A morte brutal da auxiliar de enfermagem carrega o mesmo padrão de autoria de grande parte dos casos de feminicídio em São Paulo.

Dados obtidos com exclusividade pela Jovem Pan por meio da Lei de Acesso à Informação mostram que os autores de feminicídio são principalmente homens de 30 a 39 anos de idade.

Histórias semelhantes ou até piores, em que a vítima é morta por ser mulher, acontecem a cada três dias no estado.

O levantamento aponta que os homicídios acontecem, na maioria das vezes, na parte da noite e da madrugada. Mais da metade das mulheres assassinadas são pretas ou pardas.

A promotora de Justiça de Enfrentamento à Violência Doméstica de São Paulo, Fabiana Dal’Mas Rocha Paes, explica que o crime de feminicídio é fruto da chamada “escalada da violência”.

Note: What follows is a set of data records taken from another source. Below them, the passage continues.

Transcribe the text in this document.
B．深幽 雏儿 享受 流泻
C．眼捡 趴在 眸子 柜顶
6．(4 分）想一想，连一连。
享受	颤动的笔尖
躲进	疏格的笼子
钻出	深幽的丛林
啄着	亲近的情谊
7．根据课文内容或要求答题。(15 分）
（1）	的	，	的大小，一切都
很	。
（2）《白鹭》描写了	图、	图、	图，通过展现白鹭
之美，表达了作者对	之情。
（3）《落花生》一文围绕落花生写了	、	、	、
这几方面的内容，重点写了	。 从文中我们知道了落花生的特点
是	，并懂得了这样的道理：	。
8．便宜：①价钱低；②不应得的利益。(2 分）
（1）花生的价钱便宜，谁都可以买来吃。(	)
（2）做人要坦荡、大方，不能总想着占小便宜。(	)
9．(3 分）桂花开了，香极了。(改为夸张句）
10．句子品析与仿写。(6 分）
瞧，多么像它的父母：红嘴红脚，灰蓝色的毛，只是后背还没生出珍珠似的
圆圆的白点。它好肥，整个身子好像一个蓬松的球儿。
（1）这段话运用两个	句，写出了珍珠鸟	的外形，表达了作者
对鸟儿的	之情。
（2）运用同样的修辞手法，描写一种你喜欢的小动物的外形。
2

“Eu tenho um insulto, uma violência psicológica. ‘Sua vagabunda’, ‘sua gorda’. Temos um contexto familiar em que a mulher não se reconhece como vítima dessa violência. O feminicídio não vem de uma hora para outra. Há esses sinais de violência”, aponta a promotora.

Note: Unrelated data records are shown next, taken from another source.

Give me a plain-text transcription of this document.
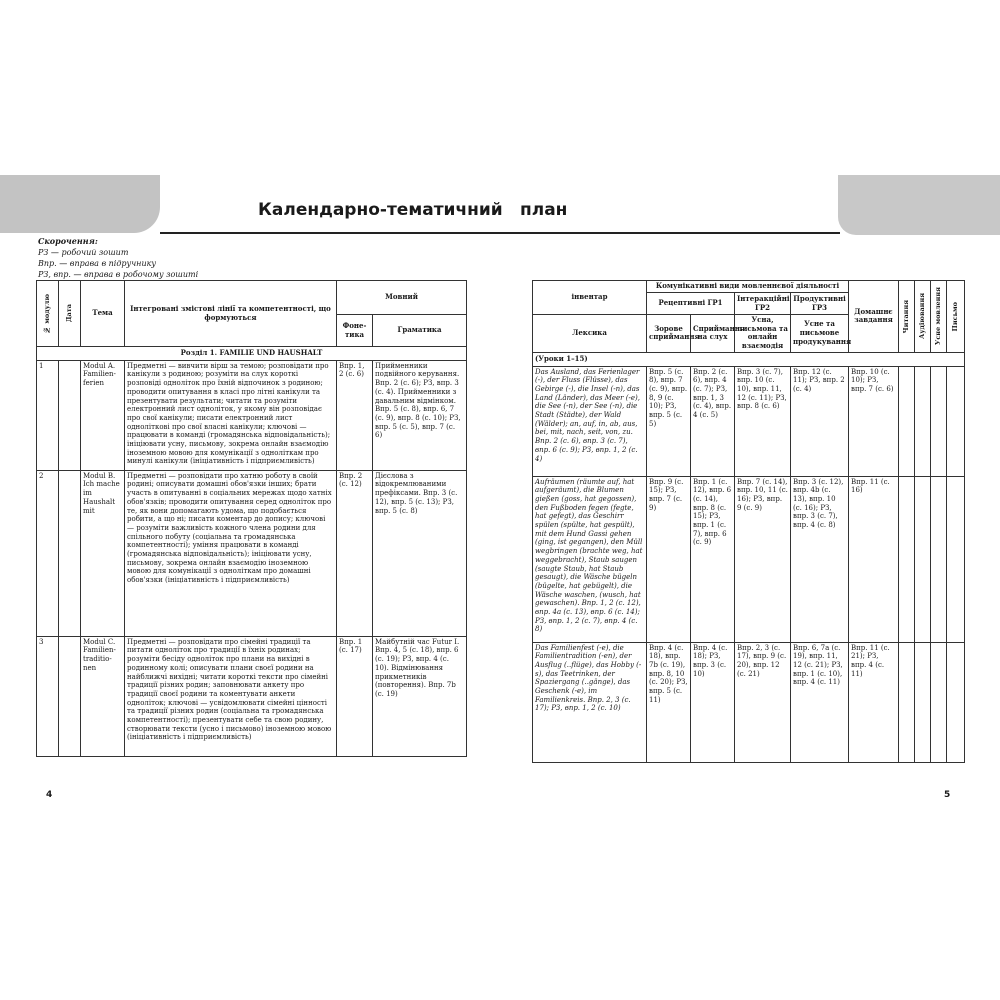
Календарно-тематичний план
Скорочення:
РЗ — робочий зошит
Впр. — вправа в підручнику
РЗ, впр. — вправа в робочому зошиті
№ модулю	Дата	Тема	Інтегровані змістові лінії та компетентності, що формуються	Мовний	
				Фоне-тика	Граматика
Розділ 1. FAMILIE UND HAUSHALT					
1		Modul A. Familien-ferien	Предметні — вивчити вірш за темою; розповідати про канікули з родиною; розуміти на слух короткі розповіді одноліток про їхній відпочинок з родиною; проводити опитування в класі про літні канікули та презентувати результати; читати та розуміти електронний лист одноліток, у якому він розповідає про свої канікули; писати електронний лист одноліткові про свої власні канікули; ключові — працювати в команді (громадянська відповідальність); ініціювати усну, письмову, зокрема онлайн взаємодію іноземною мовою для комунікації з одноліткам про минулі канікули (ініціативність і підприємливість)	Впр. 1, 2 (с. 6)	Прийменники подвійного керування. Впр. 2 (с. 6); РЗ, впр. 3 (с. 4). Прийменники з давальним відмінком. Впр. 5 (с. 8), впр. 6, 7 (с. 9), впр. 8 (с. 10); РЗ, впр. 5 (с. 5), впр. 7 (с. 6)
2		Modul B. Ich mache im Haushalt mit	Предметні — розповідати про хатню роботу в своїй родині; описувати домашні обов'язки інших; брати участь в опитуванні в соціальних мережах щодо хатніх обов'язків; проводити опитування серед одноліток про те, як вони допомагають удома, що подобається робити, а що ні; писати коментар до допису; ключові — розуміти важливість кожного члена родини для спільного побуту (соціальна та громадянська компетентності); уміння працювати в команді (громадянська відповідальність); ініціювати усну, письмову, зокрема онлайн взаємодію іноземною мовою для комунікації з одноліткам про домашні обов'язки (ініціативність і підприємливість)	Впр. 2 (с. 12)	Дієслова з відокремлюваними префіксами. Впр. 3 (с. 12), впр. 5 (с. 13); РЗ, впр. 5 (с. 8)
3		Modul C. Familien-traditio-nen	Предметні — розповідати про сімейні традиції та питати одноліток про традиції в їхніх родинах; розуміти бесіду одноліток про плани на вихідні в родинному колі; описувати плани своєї родини на найближчі вихідні; читати короткі тексти про сімейні традиції різних родин; заповнювати анкету про традиції своєї родини та коментувати анкети одноліток; ключові — усвідомлювати сімейні цінності та традиції різних родин (соціальна та громадянська компетентності); презентувати себе та свою родину, створювати тексти (усно і письмово) іноземною мовою (ініціативність і підприємливість)	Впр. 1 (с. 17)	Майбутній час Futur I. Впр. 4, 5 (с. 18), впр. 6 (с. 19); РЗ, впр. 4 (с. 10). Відмінювання прикметників (повторення). Впр. 7b (с. 19)
інвентар	Комунікативні види мовленнєвої діяльності				Домашнє завдання	Читання	Аудіювання	Усне мовлення	Письмо

	Рецептивні ГР1		Інтеракційні ГР2	Продуктивні ГР3					
Лексика	Зорове сприймання	Сприймання на слух	Усна, письмова та онлайн взаємодія	Усне та письмове продукування					
(Уроки 1–15)									
Das Ausland, das Ferienlager (-), der Fluss (Flüsse), das Gebirge (-), die Insel (-n), das Land (Länder), das Meer (-e), die See (-n), der See (-n), die Stadt (Städte), der Wald (Wälder); an, auf, in, ab, aus, bei, mit, nach, seit, von, zu. Впр. 2 (с. 6), впр. 3 (с. 7), впр. 6 (с. 9); РЗ, впр. 1, 2 (с. 4)	Впр. 5 (с. 8), впр. 7 (с. 9), впр. 8, 9 (с. 10); РЗ, впр. 5 (с. 5)	Впр. 2 (с. 6), впр. 4 (с. 7); РЗ, впр. 1, 3 (с. 4), впр. 4 (с. 5)	Впр. 3 (с. 7), впр. 10 (с. 10), впр. 11, 12 (с. 11); РЗ, впр. 8 (с. 6)	Впр. 12 (с. 11); РЗ, впр. 2 (с. 4)	Впр. 10 (с. 10); РЗ, впр. 7 (с. 6)				
Aufräumen (räumte auf, hat aufgeräumt), die Blumen gießen (goss, hat gegossen), den Fußboden fegen (fegte, hat gefegt), das Geschirr spülen (spülte, hat gespült), mit dem Hund Gassi gehen (ging, ist gegangen), den Müll wegbringen (brachte weg, hat weggebracht), Staub saugen (saugte Staub, hat Staub gesaugt), die Wäsche bügeln (bügelte, hat gebügelt), die Wäsche waschen, (wusch, hat gewaschen). Впр. 1, 2 (с. 12), впр. 4a (с. 13), впр. 6 (с. 14); РЗ, впр. 1, 2 (с. 7), впр. 4 (с. 8)	Впр. 9 (с. 15); РЗ, впр. 7 (с. 9)	Впр. 1 (с. 12), впр. 6 (с. 14), впр. 8 (с. 15); РЗ, впр. 1 (с. 7), впр. 6 (с. 9)	Впр. 7 (с. 14), впр. 10, 11 (с. 16); РЗ, впр. 9 (с. 9)	Впр. 3 (с. 12), впр. 4b (с. 13), впр. 10 (с. 16); РЗ, впр. 3 (с. 7), впр. 4 (с. 8)	Впр. 11 (с. 16)				
Das Familienfest (-e), die Familientradition (-en), der Ausflug (..flüge), das Hobby (-s), das Teetrinken, der Spaziergang (..gänge), das Geschenk (-e), im Familienkreis. Впр. 2, 3 (с. 17); РЗ, впр. 1, 2 (с. 10)	Впр. 4 (с. 18), впр. 7b (с. 19), впр. 8, 10 (с. 20); РЗ, впр. 5 (с. 11)	Впр. 4 (с. 18); РЗ, впр. 3 (с. 10)	Впр. 2, 3 (с. 17), впр. 9 (с. 20), впр. 12 (с. 21)	Впр. 6, 7a (с. 19), впр. 11, 12 (с. 21); РЗ, впр. 1 (с. 10), впр. 4 (с. 11)	Впр. 11 (с. 21); РЗ, впр. 4 (с. 11)				
4	5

O Mapa da Violência de 2015, último levantamento quantitativo do assunto, aponta o Brasil como o 5º país do mundo com maior número de feminicídios.

A solução não é simples porque, em mais de 60% dos casos as mulheres são mortas dentro da própria casa, ainda segundo os dados obtidos pela reportagem.

Por isso, segundo a diretora-executiva do Fórum Brasileiro de Segurança Pública, Samira Bueno, o tema deve ser discutido dentro da sala de aula para coibir a violência doméstica desde a infância.

“A gente não pode depender que existam delegacias da mulher funcionando 24 horas nos 645 municípios do estado. Isso é impossível. Mas a gente pode pensar que toda delegacia tenha policiais capacitados para atender essa mulher de forma adequada. Assim como qualquer policial aprende a atirar, ele precisa aprender a atender uma mulher em situação de violência”. (SAMIRA BUENO, DIRETORA-EXECUTIVA DO FÓRUM BRASILEIRO DE SEGURANÇA PÚBLICA)

Declarações desrespeitosas contra mulheres vindas de pessoas com poder de influência na sociedade incentivam práticas de violência contra mulher, ainda segundo as especialistas. Para a delegada Jamila Jorge Ferrari, coordenadora das Delegacias de Defesa da Mulher em São Paulo, personalidades políticas devem ter cuidado na hora de falar

“Pessoas que tem uma influência, seja na mídia ou na política, elas tem que ter cuidado com o que elas falam. Elas influenciam pessoas que a seguem, seja nas redes sociais ou na vida como um todo”, afirma a delegada.

Segundo Ferrari, a principal forma de lutar contra o feminicídio é a denúncia no primeiro sinal de abuso psicológico ou físico.

Como denunciar

Caso você tenha sido vítima ou conheça alguém que precise de ajuda, há algumas maneiras de denunciar e buscar acolhimento. É possível denunciar em qualquer delegacia da mulher ou delegacia convencional. Se a vítima se sentir envergonhada ou intimidada, há os canais do disque 180, que é a central de atendimento à mulher, e o 190 da Polícia Militar.

A Defensoria Pública também recebe denúncias e presta assistência jurídica gratuita às pessoas que não podem pagar um advogado.

As Casas da Mulher Brasileira, os Centros Especializados de Atendimento à Mulher e as Casas-Abrigo são outros meios de ter acolhimento e acompanhamento jurídico e psicológico.